The girl stared at her designs in the dirt, frowning a bit. After a moment she laid a tiny pink clam shell into the pattern. "Kal gave this shell to me. She says she got it from a place where the water is bigger than the sky and huge boats with wings fly on it. I want to fly on one of those boats. Have you seen them?"
"I've sailed on ships." And now he had returned from his latest voyage, with a report to make to the Elder, a red-headed woman to claim, and, it seemed, a daughter to rescue.
"Kal says when I'm bigger I must leave Hazaar, or I'll be made into a concubine. Selki says a concubine has to—" She grimaced. "He's always horrid and he likes to hurt things. I hate him. And I don't want to be a concubine. It's nasty."
"You will not be a concubine."
"Then what will I be?"
He saw the shine of her hopes and dreams in her face and could not utter the bald truth, that she was destined to give her maidenskin and her gift to a Kadyr master, to bear his child and afterwards die.
"You will be my daughter," he said lamely.
Her smile lit the air. "And will we fly together on the ships?"
The smoldering coal of anger grew until it flamed like the sun, though he could not have said why it burned so hot.
"I don't know," he answered, and left the dream.
.......The boy was silent a long moment. Fire blew through Kauldi's encampment. Shadows moved there now, men running frantically, their shouts carrying faintly up the mountain.

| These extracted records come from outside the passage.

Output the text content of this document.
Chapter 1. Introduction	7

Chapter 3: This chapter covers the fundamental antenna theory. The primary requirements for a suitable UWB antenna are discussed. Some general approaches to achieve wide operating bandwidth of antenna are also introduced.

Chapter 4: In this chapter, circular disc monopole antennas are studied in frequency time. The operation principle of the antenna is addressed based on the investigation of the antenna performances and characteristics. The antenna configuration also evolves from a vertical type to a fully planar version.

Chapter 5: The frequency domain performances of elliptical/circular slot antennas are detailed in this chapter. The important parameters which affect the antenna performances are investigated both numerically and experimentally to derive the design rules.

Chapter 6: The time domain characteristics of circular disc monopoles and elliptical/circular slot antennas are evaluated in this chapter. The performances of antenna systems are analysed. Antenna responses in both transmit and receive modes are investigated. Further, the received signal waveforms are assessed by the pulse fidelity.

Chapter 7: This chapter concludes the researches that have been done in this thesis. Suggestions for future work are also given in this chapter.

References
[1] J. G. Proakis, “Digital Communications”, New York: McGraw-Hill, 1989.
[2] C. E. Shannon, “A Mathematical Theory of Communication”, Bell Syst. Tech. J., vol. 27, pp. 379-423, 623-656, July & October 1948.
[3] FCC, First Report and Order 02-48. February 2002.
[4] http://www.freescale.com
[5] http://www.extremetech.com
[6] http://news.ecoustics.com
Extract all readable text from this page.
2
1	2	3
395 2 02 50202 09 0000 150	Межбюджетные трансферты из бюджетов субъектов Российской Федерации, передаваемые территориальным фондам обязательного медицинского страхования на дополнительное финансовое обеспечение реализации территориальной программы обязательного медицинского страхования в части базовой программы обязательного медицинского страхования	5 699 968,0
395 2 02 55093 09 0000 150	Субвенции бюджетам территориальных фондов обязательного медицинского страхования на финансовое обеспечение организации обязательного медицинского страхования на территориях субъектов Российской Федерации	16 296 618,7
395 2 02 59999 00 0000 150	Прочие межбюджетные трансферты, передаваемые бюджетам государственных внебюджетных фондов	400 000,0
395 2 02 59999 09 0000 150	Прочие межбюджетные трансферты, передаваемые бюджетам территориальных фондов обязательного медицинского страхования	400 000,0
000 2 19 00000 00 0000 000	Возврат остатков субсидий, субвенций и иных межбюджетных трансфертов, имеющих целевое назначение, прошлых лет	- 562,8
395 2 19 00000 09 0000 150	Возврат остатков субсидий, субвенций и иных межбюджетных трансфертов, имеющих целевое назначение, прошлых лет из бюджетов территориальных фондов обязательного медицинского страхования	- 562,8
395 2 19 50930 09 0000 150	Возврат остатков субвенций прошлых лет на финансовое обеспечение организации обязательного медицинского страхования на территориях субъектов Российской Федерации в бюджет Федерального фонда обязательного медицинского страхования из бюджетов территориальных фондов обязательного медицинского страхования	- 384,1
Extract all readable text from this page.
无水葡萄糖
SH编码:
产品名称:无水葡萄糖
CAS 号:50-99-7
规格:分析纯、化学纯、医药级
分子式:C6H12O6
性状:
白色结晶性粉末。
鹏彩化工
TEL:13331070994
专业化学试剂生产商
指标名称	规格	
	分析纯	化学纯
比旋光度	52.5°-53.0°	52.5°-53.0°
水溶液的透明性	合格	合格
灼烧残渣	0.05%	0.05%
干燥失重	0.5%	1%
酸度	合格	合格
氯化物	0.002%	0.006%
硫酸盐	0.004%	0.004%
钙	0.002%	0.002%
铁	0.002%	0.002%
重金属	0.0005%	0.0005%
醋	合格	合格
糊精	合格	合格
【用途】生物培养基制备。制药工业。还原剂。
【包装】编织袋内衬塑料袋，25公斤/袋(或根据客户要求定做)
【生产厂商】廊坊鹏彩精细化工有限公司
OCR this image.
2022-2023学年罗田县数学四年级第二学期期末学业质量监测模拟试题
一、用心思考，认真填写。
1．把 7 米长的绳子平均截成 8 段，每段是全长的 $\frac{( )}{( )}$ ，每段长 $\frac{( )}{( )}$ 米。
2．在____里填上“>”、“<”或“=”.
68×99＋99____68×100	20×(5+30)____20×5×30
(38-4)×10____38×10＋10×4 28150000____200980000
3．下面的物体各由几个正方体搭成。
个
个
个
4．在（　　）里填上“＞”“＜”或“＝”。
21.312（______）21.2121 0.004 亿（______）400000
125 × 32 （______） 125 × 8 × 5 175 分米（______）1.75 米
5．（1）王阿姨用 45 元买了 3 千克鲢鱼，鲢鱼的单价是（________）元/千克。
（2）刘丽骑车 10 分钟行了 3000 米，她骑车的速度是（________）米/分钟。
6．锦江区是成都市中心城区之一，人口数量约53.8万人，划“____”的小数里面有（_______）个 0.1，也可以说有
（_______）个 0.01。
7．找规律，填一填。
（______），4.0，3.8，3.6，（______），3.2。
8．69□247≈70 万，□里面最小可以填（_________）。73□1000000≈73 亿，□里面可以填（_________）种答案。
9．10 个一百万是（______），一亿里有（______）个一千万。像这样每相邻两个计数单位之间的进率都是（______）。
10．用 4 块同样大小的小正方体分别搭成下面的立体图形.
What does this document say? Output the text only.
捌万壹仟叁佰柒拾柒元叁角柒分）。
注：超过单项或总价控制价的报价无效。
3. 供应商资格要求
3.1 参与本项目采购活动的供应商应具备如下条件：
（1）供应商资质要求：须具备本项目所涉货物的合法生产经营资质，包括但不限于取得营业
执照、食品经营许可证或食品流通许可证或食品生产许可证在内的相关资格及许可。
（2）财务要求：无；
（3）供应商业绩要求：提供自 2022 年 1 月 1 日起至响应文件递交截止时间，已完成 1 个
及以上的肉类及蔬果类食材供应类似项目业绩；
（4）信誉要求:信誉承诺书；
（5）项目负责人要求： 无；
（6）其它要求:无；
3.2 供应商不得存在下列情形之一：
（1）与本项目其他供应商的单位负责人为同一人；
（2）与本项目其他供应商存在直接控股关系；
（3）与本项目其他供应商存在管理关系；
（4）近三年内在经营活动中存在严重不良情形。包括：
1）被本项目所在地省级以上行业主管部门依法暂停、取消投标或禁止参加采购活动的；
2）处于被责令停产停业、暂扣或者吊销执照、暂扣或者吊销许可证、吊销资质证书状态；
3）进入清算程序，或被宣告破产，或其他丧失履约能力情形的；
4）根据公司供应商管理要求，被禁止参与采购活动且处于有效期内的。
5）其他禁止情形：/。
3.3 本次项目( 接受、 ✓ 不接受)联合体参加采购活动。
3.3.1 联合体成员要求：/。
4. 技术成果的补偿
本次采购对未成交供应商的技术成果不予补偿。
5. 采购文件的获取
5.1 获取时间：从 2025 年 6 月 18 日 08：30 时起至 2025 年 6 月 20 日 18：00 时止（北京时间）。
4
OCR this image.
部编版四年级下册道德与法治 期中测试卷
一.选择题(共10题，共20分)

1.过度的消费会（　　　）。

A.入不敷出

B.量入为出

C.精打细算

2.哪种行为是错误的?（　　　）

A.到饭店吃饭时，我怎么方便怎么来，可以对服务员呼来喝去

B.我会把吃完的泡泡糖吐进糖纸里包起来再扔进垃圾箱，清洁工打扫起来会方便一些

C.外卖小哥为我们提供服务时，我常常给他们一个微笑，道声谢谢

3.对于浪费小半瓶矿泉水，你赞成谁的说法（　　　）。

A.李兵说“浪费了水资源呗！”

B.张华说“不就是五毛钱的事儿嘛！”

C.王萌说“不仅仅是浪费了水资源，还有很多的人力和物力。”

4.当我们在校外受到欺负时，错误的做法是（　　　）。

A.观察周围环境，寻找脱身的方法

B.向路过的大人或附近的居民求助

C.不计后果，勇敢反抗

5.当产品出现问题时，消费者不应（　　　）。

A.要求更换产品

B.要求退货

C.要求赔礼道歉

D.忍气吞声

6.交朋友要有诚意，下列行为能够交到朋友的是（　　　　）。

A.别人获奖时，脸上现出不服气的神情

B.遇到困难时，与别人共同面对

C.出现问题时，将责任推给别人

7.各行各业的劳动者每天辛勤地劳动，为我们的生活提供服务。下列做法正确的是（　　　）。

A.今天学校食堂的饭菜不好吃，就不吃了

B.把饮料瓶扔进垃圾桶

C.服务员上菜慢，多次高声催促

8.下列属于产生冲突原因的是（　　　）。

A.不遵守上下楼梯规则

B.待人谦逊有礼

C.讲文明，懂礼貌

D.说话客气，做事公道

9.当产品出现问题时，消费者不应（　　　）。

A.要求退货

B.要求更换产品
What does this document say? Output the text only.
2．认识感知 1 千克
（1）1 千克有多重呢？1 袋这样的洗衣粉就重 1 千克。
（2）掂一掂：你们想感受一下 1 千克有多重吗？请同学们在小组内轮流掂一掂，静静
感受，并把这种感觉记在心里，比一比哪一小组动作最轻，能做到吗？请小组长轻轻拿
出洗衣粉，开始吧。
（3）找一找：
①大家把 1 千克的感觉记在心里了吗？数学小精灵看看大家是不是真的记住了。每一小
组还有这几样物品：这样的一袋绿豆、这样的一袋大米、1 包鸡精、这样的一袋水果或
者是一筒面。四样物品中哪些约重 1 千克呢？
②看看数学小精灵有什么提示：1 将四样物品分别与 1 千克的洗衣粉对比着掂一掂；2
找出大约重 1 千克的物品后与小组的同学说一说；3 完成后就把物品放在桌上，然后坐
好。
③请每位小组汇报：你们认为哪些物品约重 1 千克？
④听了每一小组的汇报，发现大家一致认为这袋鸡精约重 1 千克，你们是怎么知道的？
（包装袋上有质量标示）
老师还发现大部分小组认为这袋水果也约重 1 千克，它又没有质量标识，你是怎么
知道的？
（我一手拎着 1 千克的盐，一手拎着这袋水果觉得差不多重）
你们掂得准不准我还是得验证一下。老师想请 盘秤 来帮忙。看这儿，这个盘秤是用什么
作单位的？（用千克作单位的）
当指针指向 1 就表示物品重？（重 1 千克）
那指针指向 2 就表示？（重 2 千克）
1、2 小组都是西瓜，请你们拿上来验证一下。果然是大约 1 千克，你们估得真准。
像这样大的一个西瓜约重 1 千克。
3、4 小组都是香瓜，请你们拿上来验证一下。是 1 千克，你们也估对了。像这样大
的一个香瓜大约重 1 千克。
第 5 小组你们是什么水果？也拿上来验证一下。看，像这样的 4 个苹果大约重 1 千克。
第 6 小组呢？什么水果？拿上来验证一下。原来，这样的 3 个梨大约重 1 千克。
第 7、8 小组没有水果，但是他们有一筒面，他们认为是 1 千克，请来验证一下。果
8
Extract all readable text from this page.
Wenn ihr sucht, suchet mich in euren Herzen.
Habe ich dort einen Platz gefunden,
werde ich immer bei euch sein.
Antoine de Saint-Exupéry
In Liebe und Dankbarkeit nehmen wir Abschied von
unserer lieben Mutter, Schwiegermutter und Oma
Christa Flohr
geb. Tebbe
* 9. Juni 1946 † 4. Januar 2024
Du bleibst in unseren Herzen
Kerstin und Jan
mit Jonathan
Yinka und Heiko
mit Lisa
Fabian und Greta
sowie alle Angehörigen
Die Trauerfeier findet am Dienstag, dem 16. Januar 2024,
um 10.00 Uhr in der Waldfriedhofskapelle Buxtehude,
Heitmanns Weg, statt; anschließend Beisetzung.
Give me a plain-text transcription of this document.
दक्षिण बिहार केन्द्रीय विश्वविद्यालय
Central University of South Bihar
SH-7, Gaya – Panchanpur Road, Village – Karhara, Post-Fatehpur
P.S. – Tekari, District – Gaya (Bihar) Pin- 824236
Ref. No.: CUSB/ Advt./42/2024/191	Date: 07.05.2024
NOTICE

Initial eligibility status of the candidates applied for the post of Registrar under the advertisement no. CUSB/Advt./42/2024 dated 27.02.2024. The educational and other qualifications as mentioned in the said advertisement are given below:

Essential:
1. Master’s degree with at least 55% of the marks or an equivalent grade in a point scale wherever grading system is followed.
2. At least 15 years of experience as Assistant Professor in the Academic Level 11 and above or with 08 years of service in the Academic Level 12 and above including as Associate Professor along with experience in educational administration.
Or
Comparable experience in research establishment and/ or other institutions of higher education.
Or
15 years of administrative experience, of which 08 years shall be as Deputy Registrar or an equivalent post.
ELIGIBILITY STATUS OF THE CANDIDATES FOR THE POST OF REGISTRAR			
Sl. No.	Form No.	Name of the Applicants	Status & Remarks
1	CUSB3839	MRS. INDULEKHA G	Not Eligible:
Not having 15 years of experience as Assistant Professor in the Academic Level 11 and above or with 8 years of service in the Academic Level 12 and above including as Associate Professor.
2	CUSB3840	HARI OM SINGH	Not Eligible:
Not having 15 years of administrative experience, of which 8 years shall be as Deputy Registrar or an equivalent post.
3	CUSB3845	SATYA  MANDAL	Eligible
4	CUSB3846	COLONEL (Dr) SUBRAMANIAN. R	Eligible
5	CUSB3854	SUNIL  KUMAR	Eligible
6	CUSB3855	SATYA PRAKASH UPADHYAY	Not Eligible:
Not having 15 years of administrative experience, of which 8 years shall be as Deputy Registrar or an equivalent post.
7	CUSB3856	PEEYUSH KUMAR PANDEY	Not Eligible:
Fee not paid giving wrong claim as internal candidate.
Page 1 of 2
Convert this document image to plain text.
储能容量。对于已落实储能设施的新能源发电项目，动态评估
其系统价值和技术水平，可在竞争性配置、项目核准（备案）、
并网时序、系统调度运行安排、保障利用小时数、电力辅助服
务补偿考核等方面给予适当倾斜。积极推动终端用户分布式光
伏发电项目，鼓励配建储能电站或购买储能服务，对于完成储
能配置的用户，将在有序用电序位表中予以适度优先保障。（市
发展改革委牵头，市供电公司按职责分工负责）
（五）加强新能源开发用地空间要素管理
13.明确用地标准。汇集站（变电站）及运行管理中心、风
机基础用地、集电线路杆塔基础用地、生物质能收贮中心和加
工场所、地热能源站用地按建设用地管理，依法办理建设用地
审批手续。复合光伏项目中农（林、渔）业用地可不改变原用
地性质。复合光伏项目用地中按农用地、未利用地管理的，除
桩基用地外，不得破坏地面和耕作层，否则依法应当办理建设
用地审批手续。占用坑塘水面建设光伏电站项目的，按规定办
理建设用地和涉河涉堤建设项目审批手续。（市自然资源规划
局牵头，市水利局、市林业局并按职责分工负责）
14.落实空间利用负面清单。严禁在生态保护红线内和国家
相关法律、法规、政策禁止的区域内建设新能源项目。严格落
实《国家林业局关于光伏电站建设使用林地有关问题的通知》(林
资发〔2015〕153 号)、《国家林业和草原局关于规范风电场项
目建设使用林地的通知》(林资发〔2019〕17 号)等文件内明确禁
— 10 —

"All right," he said at last. "Though how you will persuade my father to give you the child, I don't know."
"If he does not miss his own son who goes trading in the wilderness, he will not miss one small girl who plays with stones," Yakoba said.
"Who said he doesn't miss me?" He slanted an enigmatic glance up at Yakoba. "My father is a dangerous man."
"So," Yakoba observed, "is his son."
In the soft golden backwash from the fire below, Yakoba saw the boy's teeth bared in a brief but ferocious grin. "Always remember that." He settled the wraithcat fur more securely on his shoulders and struck out through the trees, dodging low branches, his limping footfalls barely perceptible on fallen needles. His voice floated back, softly as if he spoke to himself, "Though I wonder what sort of man would deliver his own daughter to her death."
The words stung, though they shouldn't have. "A man with a duty."
The boy answered on a puff of laughter as biting as a winter wind. "I would have said a man without a soul."